Peptide/HLA complexes as targets of T cell–mediated alloimmune reactivity. (A) Self peptides expressed in self HLA molecules induce tolerance. (B) Polymorphic nonself peptides recognized in the context of self HLA molecules can induce alloreactivity; these polymorphic nonself peptides are called minor histocompatibility antigens (MiHA). (C) Monomorphic (self) peptides presented in the context of nonself HLA molecules provoke alloreactivity. (D) Polymorphic nonself peptides in the context of nonself HLA molecules can also provoke alloreactivity.

Figure 2.

GVT and GVHD targets in alloreactivity. (A) Donor and recipient are fully HLA identical. Polymorphic nonself peptides (MiHA) selectively expressed on hematopoietic cells provoke hematopoiesis-specific GVT responses. Polymorphic nonself peptides (MiHA) derived from broadly expressed genes can provoke combined GVT and GVHD. (B) CD8 T cells recognizing peptides presented in the context of nonself HLA class I molecules can mediate combined GVT and GVHD reactivity.
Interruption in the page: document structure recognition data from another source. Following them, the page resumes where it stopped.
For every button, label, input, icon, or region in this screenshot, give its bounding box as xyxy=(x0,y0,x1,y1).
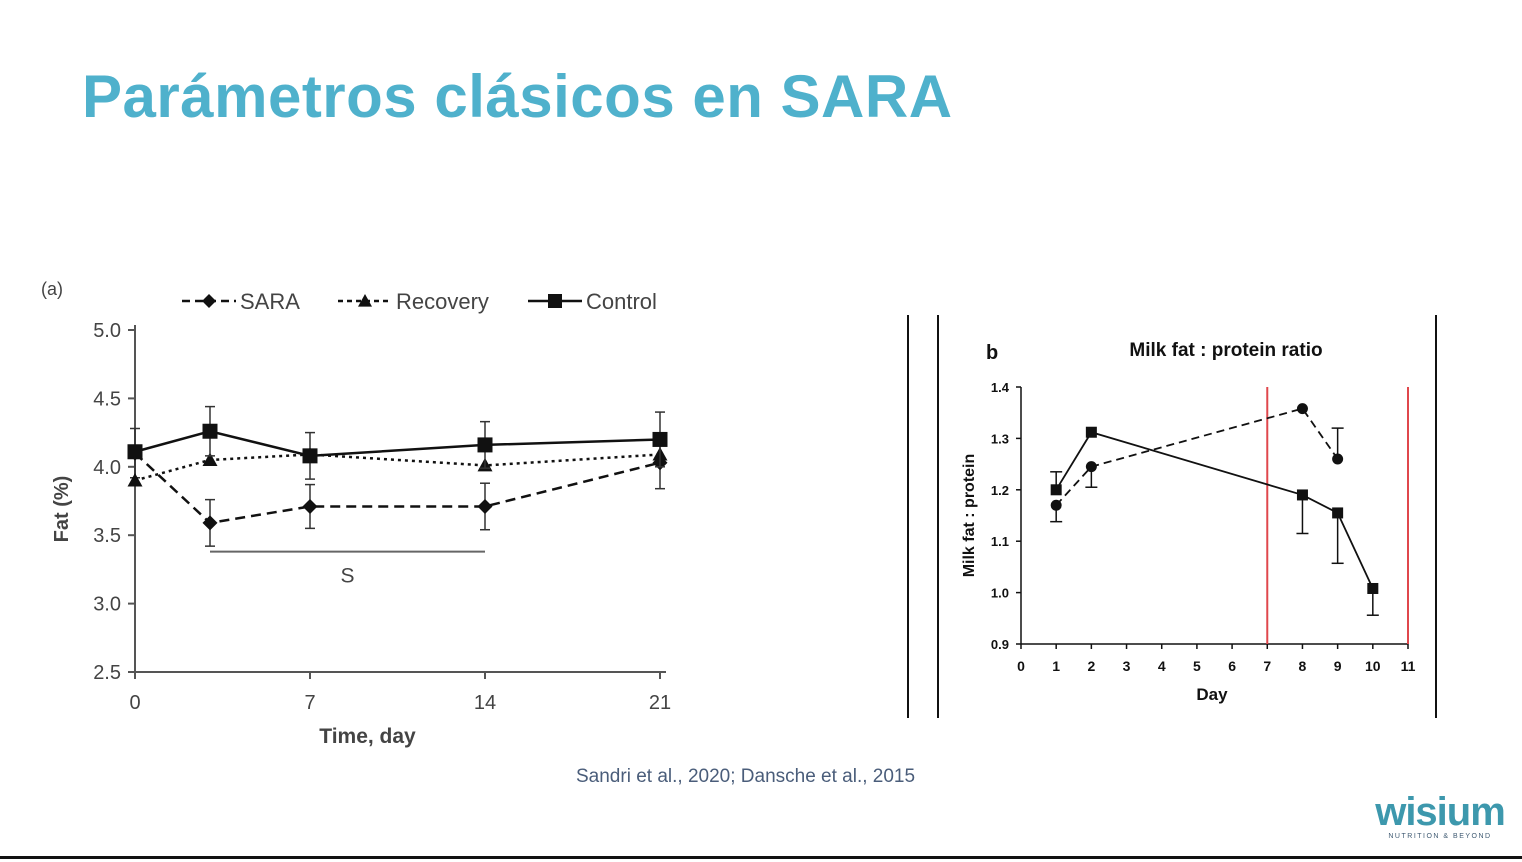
y-axis-label: Fat (%) xyxy=(51,476,73,543)
x-axis-label: Day xyxy=(1196,685,1228,704)
y-tick-label: 3.0 xyxy=(93,594,121,616)
legend-label: Control xyxy=(586,289,657,314)
x-tick-label: 9 xyxy=(1334,658,1342,674)
x-tick-label: 7 xyxy=(1263,658,1271,674)
fat-percent-chart: (a) 2.5 3.0 3.5 4.0 4.5 5.0 0 7 14 21 Time, day Fat … xyxy=(41,279,671,748)
data-point xyxy=(652,431,668,447)
legend-label: Recovery xyxy=(396,289,489,314)
data-point xyxy=(1332,453,1344,465)
y-tick-label: 1.0 xyxy=(991,586,1009,601)
y-tick-label: 4.0 xyxy=(93,457,121,479)
y-tick-label: 5.0 xyxy=(93,320,121,342)
series-sara xyxy=(127,427,668,547)
y-tick-label: 1.2 xyxy=(991,483,1009,498)
series-line xyxy=(1055,431,1374,589)
x-tick-label: 10 xyxy=(1365,658,1381,674)
series-line xyxy=(1055,407,1339,506)
y-tick-label: 3.5 xyxy=(93,525,121,547)
y-tick-label: 1.3 xyxy=(991,431,1009,446)
x-tick-label: 7 xyxy=(304,692,315,714)
citation: Sandri et al., 2020; Dansche et al., 201… xyxy=(576,766,916,787)
y-tick-label: 1.4 xyxy=(991,380,1010,395)
y-tick-label: 2.5 xyxy=(93,662,121,684)
data-point xyxy=(302,448,318,464)
y-axis-label: Milk fat : protein xyxy=(961,454,978,578)
logo-tagline: NUTRITION & BEYOND xyxy=(1388,833,1492,840)
x-tick-label: 0 xyxy=(129,692,140,714)
series-squares xyxy=(1050,426,1379,616)
data-point xyxy=(1050,499,1062,511)
data-point xyxy=(127,444,143,460)
data-point xyxy=(1050,484,1062,496)
y-tick-label: 4.5 xyxy=(93,388,121,410)
data-point xyxy=(1296,489,1308,501)
x-tick-label: 14 xyxy=(474,692,496,714)
x-tick-label: 1 xyxy=(1052,658,1060,674)
bottom-rule xyxy=(0,856,1522,859)
data-point xyxy=(302,498,318,514)
logo-name: wisium xyxy=(1375,790,1506,834)
x-tick-label: 3 xyxy=(1123,658,1131,674)
data-point xyxy=(1332,507,1344,519)
x-tick-label: 8 xyxy=(1299,658,1307,674)
legend-marker xyxy=(202,294,216,308)
x-tick-label: 4 xyxy=(1158,658,1166,674)
legend-marker xyxy=(358,294,372,307)
significance-label: S xyxy=(340,565,354,588)
series-line xyxy=(134,452,661,525)
x-tick-label: 6 xyxy=(1228,658,1236,674)
x-tick-label: 21 xyxy=(649,692,671,714)
milk-fat-protein-chart: b Milk fat : protein ratio 0.9 1.0 1.1 1.2 1.3… xyxy=(907,315,1437,718)
legend-label: SARA xyxy=(240,289,300,314)
data-point xyxy=(477,437,493,453)
data-point xyxy=(1085,426,1097,438)
x-axis-label: Time, day xyxy=(319,725,416,748)
y-tick-label: 0.9 xyxy=(991,637,1009,652)
data-point xyxy=(1296,403,1308,415)
panel-label: b xyxy=(986,342,998,364)
series-circles xyxy=(1050,403,1344,523)
legend-marker xyxy=(548,294,562,308)
data-point xyxy=(202,452,218,466)
data-point xyxy=(202,423,218,439)
slide-title: Parámetros clásicos en SARA xyxy=(82,63,953,130)
x-tick-label: 5 xyxy=(1193,658,1201,674)
data-point xyxy=(202,515,218,531)
wisium-logo: wisium NUTRITION & BEYOND xyxy=(1366,792,1514,842)
data-point xyxy=(1085,461,1097,473)
data-point xyxy=(127,472,143,487)
chart-title: Milk fat : protein ratio xyxy=(1129,340,1322,361)
panel-label: (a) xyxy=(41,279,63,299)
x-tick-label: 11 xyxy=(1401,658,1416,674)
y-tick-label: 1.1 xyxy=(991,534,1009,549)
x-tick-label: 2 xyxy=(1087,658,1095,674)
series-line xyxy=(134,453,661,482)
series-control xyxy=(127,405,668,480)
x-tick-label: 0 xyxy=(1017,658,1025,674)
data-point xyxy=(477,498,493,514)
data-point xyxy=(1367,582,1379,594)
CD4 T cells recognizing peptides in the context of HLA class II molecules mediate specific GVT responses under noninflammatory circumstances when HLA class II molecules are not expressed on nonhematopoietic tissues. Under inflammatory circumstances, upregulation of HLA class II on nonhematopoietic tissues causes combined GVT and GVHD by alloreactive CD4 T cells.

Figure 3.

Balance between GVT and GVHD after T cell–replete or T cell–depleted transplantation. (A) T cell–replete alloSCT: conditioning regimen induced tissue damage and pathogens mediate activation of recipient APC, lymphopenia-associated homeostatic proliferation, and an inflammatory cytokine milieu resulting in highly diverse and high-magnitude alloimmune T-cell responses causing simultaneous GVT and GVHD reactivity, requiring posttransplant immune suppression. (B) T-cell depletion abrogates GVT and GVHD early after transplantation, resulting in an increased risk of relapse and lack of control of pathogens. Postponed donor T-cell infusions (donor lymphocyte infusion [DLI]) are needed for GVT reactivity: the risk of GVHD is lower due to tissue repair, less inflammation, and replacement of recipient APC by donor APC.